Sehr geehrte Damen und Herren,

wenn ich mir heute eines wünschen darf, dann dass Gedenkveranstaltungen wie diese nicht als Pflicht, sondern als Impuls zum Lernen über die Vergangenheit und als Orientierung in der Gegenwart verstanden werden. Auch wenn der Volksaufstand 1953 brutal niedergeschlagen wurde, so macht er doch die Hoffnung, dass man mit Entschlossenheit die Gesellschaft verändern kann, ebenso deutlich wie die Sehnsucht nach Freiheit, die Menschen auf der ganzen Welt über Grenzen hinweg verbindet. Wir wollen deshalb, wenn wir heute den 70. Jahrestag begehen, auch den 17. Juni als Symbol der Freiheitstradition aus der „Erinnerungsreserve“ herausholen. Bis 1990 war der 17. Juni als „Tag der deutschen Einheit“ ein Staatsfeiertag in Erinnerung an die mutigen Menschen, die sich gegen Staat und SED gestellt hatten. Für die Politik, aber auch für die Zivilgesellschaft insgesamt, wäre es ein ebenso wichtiges wie überfälliges Zeichen, diesem Tag und den Menschen, die es wagten für die Freiheit auf die Straße zu gehen und zu kämpfen, mehr Aufmerksamkeit zu widmen und ihn fester im kollektiven Gedächtnis zu verankern.
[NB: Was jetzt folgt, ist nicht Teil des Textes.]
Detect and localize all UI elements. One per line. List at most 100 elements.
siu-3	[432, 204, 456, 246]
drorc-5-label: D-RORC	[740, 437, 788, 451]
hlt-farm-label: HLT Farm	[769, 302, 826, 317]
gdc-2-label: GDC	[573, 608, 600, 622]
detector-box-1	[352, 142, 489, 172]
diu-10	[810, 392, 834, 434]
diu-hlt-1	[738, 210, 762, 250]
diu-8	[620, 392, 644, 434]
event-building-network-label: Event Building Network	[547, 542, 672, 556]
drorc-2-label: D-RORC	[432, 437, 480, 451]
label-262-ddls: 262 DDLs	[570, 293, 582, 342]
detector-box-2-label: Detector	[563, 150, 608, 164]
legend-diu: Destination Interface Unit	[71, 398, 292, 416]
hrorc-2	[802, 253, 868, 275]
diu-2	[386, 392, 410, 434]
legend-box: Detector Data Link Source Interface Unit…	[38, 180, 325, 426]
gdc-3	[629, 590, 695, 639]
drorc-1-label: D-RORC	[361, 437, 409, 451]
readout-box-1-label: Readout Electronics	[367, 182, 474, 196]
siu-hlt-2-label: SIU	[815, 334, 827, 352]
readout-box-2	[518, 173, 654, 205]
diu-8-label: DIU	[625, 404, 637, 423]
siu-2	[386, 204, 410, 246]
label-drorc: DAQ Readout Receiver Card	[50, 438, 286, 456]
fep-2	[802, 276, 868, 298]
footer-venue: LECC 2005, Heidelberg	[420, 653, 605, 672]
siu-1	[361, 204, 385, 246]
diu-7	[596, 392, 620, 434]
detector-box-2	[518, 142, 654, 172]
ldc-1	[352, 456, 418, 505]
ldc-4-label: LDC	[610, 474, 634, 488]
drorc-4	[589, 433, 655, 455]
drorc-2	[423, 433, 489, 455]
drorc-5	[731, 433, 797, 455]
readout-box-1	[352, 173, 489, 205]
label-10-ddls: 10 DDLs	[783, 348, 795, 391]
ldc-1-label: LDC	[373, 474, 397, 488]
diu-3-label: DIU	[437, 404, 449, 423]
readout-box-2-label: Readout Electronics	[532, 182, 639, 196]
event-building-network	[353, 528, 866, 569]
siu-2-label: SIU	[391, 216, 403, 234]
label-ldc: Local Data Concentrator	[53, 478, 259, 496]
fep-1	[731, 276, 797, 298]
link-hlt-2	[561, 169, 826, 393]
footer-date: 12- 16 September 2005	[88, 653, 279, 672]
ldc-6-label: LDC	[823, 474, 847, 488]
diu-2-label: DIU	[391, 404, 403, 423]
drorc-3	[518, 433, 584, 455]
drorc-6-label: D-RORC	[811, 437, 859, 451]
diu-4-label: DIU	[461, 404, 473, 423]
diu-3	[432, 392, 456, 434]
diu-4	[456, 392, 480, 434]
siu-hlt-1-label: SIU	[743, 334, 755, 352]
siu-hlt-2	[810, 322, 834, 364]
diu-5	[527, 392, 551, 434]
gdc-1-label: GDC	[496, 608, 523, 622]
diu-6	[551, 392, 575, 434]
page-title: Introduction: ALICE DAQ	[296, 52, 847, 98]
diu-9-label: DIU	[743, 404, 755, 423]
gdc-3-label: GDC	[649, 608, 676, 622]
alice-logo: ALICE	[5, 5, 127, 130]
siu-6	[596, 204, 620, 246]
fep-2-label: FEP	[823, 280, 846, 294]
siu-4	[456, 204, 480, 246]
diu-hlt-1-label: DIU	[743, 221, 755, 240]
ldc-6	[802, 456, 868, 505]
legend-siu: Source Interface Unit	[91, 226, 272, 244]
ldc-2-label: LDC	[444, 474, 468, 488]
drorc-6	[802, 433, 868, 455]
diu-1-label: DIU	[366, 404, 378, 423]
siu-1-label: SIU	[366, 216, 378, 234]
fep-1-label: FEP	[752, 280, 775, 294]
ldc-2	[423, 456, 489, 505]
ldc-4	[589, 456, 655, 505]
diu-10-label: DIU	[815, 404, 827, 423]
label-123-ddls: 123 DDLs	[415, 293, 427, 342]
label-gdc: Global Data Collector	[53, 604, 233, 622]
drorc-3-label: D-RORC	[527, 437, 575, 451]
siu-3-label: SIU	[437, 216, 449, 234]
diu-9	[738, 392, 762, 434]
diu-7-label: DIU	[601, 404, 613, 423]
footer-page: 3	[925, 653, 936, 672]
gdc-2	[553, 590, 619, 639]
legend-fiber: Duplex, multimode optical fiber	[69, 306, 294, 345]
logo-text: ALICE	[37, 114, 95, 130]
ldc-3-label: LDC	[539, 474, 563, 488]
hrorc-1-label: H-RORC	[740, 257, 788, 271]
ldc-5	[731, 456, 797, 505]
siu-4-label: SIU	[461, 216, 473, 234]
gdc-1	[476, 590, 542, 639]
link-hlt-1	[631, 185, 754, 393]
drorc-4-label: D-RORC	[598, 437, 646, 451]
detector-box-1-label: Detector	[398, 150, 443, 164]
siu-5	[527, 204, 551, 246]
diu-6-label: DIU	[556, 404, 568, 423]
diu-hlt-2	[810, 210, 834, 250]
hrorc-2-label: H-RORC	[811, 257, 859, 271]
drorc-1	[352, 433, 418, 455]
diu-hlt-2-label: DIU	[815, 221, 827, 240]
Es gilt, auch heute überall auf der Welt denen beizustehen, die sich, – obwohl diskriminiert und ausgegrenzt – mutig für Freiheit, Demokratie und Recht einsetzen. Mögen diese Verteidiger von Freiheits- und Menschenrechten auch zeitweilig unterliegen – so wie wir einst –, so sind wir ihnen, mit denen wir unsere Werte teilen, Beistand schuldig. Wir wollen ihnen eine Stimme geben, wenn sie am Reden gehindert werden, und wir wollen ihnen Gehör verschaffen, wenn sie Öffentlichkeit suchen – ob in Russland, in Belarus oder im Iran. Aus unserer Erinnerung erwächst also auch eine Verpflichtung für heute. Und wir sagen es ganz einfach: Aus unserer Erinnerung an einst erwächst Solidarität jetzt!